Из груды тел выскочил Горгольо, выдувальщик стекла, махая, как трофеем, длинным шестом с воткнутой на конце окровавленной головой.

Уличный мальчишка Фарфаниккио бежал за ним, подпрыгивая, и визжал, указывая на голову: – Собаке собачья смерть! Смерть изменникам! Старик перекрестился набожно и проговорил слова молитвы:

– A furore populi libera nos, Domine![54]

Со стороны замка послышались трубные звуки, бой барабанов, треск аркебузной пальбы и крики солдат, шедших на приступ. В то же мгновение с бастионов крепости грянул выстрел, такой, что земля задрожала и, казалось, весь город рушится. Это был выстрел знаменитой гигантской бомбарды, медного чудовища, называвшегося у французов Margot la Folle, у немцев die Tolle Crete – Бешеная Маргарита.

Ядро ударилось за Борго‑Нуово в горевший дом. Огненный столб взвился к ночному небу. Площадь озарилась красный светом – и тихое сияние луны померкло.

Люди, как черные тени, сновали, бегали, метались, обуянные ужасом.

Леонардо смотрел на эти человеческие призраки. Каждый раз, как вспоминал он о своем открытии, – в блеске огня, в криках толпы, в гуле набата, в грохоте пушек чудились ему тихие волны звуков и света, которые, плавно колеблясь, как рябь по воде от упавшего камня, расходились в воздухе, пересекаясь, не сливаясь и храня средоточием место своего рождения. И великая радость наполняла душу его при мысли о трм, что люди ничем никогда не могут нарушить этой бесцельной игры, этой гармонии бесконечных невидимых волн и царящего надо всем, как единая воля Творца, закона механики, закона справедливости – угол падения равен углу отражения.
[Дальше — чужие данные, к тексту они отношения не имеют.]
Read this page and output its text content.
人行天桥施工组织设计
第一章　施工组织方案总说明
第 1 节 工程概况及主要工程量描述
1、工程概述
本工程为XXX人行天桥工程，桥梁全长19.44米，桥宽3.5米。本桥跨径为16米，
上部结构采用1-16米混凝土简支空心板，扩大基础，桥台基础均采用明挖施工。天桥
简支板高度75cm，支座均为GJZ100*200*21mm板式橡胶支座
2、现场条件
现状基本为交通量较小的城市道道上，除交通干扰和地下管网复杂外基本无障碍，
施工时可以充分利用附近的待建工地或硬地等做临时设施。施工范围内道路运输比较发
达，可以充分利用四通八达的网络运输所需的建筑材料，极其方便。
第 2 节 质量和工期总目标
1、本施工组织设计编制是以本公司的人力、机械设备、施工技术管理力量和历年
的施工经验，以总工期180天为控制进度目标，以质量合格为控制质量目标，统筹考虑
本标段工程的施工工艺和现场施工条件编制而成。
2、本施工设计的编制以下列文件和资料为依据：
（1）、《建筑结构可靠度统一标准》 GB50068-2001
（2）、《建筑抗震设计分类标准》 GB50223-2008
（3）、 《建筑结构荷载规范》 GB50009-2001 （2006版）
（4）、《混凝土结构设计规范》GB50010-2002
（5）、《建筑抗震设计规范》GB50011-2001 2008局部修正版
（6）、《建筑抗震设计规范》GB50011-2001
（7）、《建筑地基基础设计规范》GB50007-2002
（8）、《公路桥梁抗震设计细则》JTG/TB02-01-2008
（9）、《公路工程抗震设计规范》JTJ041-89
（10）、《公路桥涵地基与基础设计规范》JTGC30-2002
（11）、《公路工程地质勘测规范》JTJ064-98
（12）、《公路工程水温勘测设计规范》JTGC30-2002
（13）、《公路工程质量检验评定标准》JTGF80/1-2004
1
Слова, которые некогда записал он в дневнике своем и потом столько раз повторял, – опять звучали в душе его, mirabile giustizia di te, primo Motore![55]Никакую силу не лишаешь Ты порядка и качества неминуемых действий. О, божественная необходимость! Ты принуждаешь все последствия вытекать кратчайшим путем из прияины. Среди толпы обезумевшего народа – в сердце художника был вечный покой созерцания, подобный тихому свету луны над заревом пожаров.

Утром 4 февраля 1500 года Моро въехал в Милан через ворота Порта‑Нуово.

Накануне этого дня Леонардо отправился на виллу Мельци, Ваприо.

Джироламо Мельци служил при дворе Сфорца. Когда лет десять назад, скончалась молодая жена его, он покинул двор, поселился в уединенной вилле, у подножия Альп, в пяти часах езды к северо‑востоку от Милана и зажил здесь философом, вдали от треволнений света, собственными руками обрабатывая сад и предаваясь изучению сокровенных знаний и музыки, которой был страстным любителем. Рассказывали, будто бы мессер Джироламо занимается черной магией для того, чтобы вызывать из мира загробного тень покойной жены. Алхимик Галеотто Сакробоско и фра Лука Пачоли нередко гостили у него, проводя целые ночи в спорах о тайнах Платоновых Идей и о законах Пифагорейских чисел, управляющих музыкой сфер. Но наибольшую радость доставляли хозяину посещения Леонардо. Работая над сооружением канала Мартезаны, художник часто бывал в этих краях и полюбил прекрасную виллу.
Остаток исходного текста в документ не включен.